When will you stop finding it hard to believe? When will you stop putting us to tests that you yourself would find difficult to pass? When will you stop demanding excellence in reporting and conduct from us, when you give whiteness all the slack?

When will you stop with the disparity in “well, maybe…” for white transgressions when POC who are not absolutely saintly are excoriated?

#20effing15

What is the color of a sheet of paper?

I don’t see color. Racism starts when people distinguish between people because of skin tone.”—(not from the Dictionary of Social Justice)


What color is a sheet of paper?

“Well, it’s white, unless it’s colored paper.”

“Why is it white by default?”

“Things just show up better on white paper.”


There’s an art exercise where one draws on black paper instead of white. Often that results in someone using white marks on black just as if it were black marks on white paper—a simple inversion—but sometimes, it leads to a deeper shift in concept.
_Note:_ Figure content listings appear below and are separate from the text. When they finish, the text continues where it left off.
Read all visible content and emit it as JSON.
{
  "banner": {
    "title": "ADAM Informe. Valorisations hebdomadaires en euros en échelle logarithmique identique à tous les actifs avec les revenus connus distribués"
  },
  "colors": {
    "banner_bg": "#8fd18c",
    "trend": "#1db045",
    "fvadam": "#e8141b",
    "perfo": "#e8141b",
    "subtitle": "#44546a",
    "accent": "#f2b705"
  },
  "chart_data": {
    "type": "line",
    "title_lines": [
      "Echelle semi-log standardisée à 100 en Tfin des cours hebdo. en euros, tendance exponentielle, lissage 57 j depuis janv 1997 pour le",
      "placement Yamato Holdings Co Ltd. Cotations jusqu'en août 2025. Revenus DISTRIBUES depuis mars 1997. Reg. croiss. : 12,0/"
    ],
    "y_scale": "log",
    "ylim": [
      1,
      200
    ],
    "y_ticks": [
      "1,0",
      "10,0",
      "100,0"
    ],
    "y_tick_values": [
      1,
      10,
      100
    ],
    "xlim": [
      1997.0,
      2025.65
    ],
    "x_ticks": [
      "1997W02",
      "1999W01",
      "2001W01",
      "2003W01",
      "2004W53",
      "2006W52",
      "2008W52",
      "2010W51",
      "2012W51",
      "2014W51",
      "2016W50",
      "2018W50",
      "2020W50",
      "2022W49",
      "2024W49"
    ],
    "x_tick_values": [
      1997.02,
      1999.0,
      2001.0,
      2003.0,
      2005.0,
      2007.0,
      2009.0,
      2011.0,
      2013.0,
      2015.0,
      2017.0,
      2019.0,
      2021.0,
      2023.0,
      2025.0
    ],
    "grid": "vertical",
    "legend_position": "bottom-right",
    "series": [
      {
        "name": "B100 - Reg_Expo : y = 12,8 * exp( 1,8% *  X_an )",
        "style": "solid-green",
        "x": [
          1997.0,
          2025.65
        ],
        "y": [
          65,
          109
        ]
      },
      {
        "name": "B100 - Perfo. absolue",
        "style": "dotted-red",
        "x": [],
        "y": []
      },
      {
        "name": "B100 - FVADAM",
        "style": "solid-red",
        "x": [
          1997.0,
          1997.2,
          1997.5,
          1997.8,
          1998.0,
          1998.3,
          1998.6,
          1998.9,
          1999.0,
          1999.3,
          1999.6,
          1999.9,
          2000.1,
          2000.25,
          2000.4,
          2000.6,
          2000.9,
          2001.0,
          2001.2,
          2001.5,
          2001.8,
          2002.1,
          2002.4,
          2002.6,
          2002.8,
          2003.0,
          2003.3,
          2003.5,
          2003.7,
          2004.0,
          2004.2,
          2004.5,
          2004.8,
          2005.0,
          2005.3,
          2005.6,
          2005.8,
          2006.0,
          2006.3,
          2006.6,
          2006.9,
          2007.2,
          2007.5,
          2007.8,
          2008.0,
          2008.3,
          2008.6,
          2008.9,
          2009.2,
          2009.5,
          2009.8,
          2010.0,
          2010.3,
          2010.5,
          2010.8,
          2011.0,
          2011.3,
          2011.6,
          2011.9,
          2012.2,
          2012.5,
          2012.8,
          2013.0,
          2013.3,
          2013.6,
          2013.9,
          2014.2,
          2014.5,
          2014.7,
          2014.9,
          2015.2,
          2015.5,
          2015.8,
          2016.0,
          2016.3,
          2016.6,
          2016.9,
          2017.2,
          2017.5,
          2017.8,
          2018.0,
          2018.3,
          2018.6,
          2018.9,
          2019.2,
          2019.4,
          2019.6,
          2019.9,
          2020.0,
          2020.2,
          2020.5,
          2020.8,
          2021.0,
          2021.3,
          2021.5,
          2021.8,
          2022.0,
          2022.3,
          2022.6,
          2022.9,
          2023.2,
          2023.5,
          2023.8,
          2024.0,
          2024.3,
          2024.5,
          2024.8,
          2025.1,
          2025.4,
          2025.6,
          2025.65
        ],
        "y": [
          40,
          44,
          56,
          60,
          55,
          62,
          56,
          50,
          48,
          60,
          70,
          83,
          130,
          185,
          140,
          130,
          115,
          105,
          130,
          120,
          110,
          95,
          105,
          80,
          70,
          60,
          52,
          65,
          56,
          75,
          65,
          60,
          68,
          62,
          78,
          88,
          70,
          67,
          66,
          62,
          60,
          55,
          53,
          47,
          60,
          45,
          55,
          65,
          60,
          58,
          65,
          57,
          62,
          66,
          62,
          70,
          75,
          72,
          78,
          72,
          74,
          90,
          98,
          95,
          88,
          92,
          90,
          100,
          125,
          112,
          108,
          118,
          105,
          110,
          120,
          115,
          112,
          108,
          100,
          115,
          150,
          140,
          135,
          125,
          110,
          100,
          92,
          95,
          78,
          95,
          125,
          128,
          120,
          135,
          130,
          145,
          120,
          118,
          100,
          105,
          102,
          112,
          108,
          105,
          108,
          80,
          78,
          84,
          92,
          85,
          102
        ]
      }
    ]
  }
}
What happens when you paint with light instead of dark? When you make dark the default, instead of the colored-in?

What if you went further? What if, instead of marking the paper, you used pinpricks and knife cuts? What if instead of light shining on the paper, you assumed light shining from behind the paper? What color paper would be useful in that situation?

White paper is the default “best” for a whole set of parameters we rarely examine.

…but we bleach our tree pulp paper to achieve whiteness because of those unexamined parameters.

Assuming the undefined “person” is White carries a similar set of unexamined parameters and consequences. When, as a person perceived as White by those around you, you assume that “color blind” means “like the default person” and your default person is white, this is like handing out only black crayons and not noticing that some people are not using white paper. The crayon choice was made without considering the impact it would have on papers outside your [unexamined] default assumption.

“But I offered the entire box!” 

And how were the colors in the box chosen? And why are we using crayons? Why are we assuming putting down marks on the paper?


Imagine living your whole life as colored paper in a world that assumes paper is white. “If you just put down your marks carefully, and with good attention to placement, your message will be easily understood!”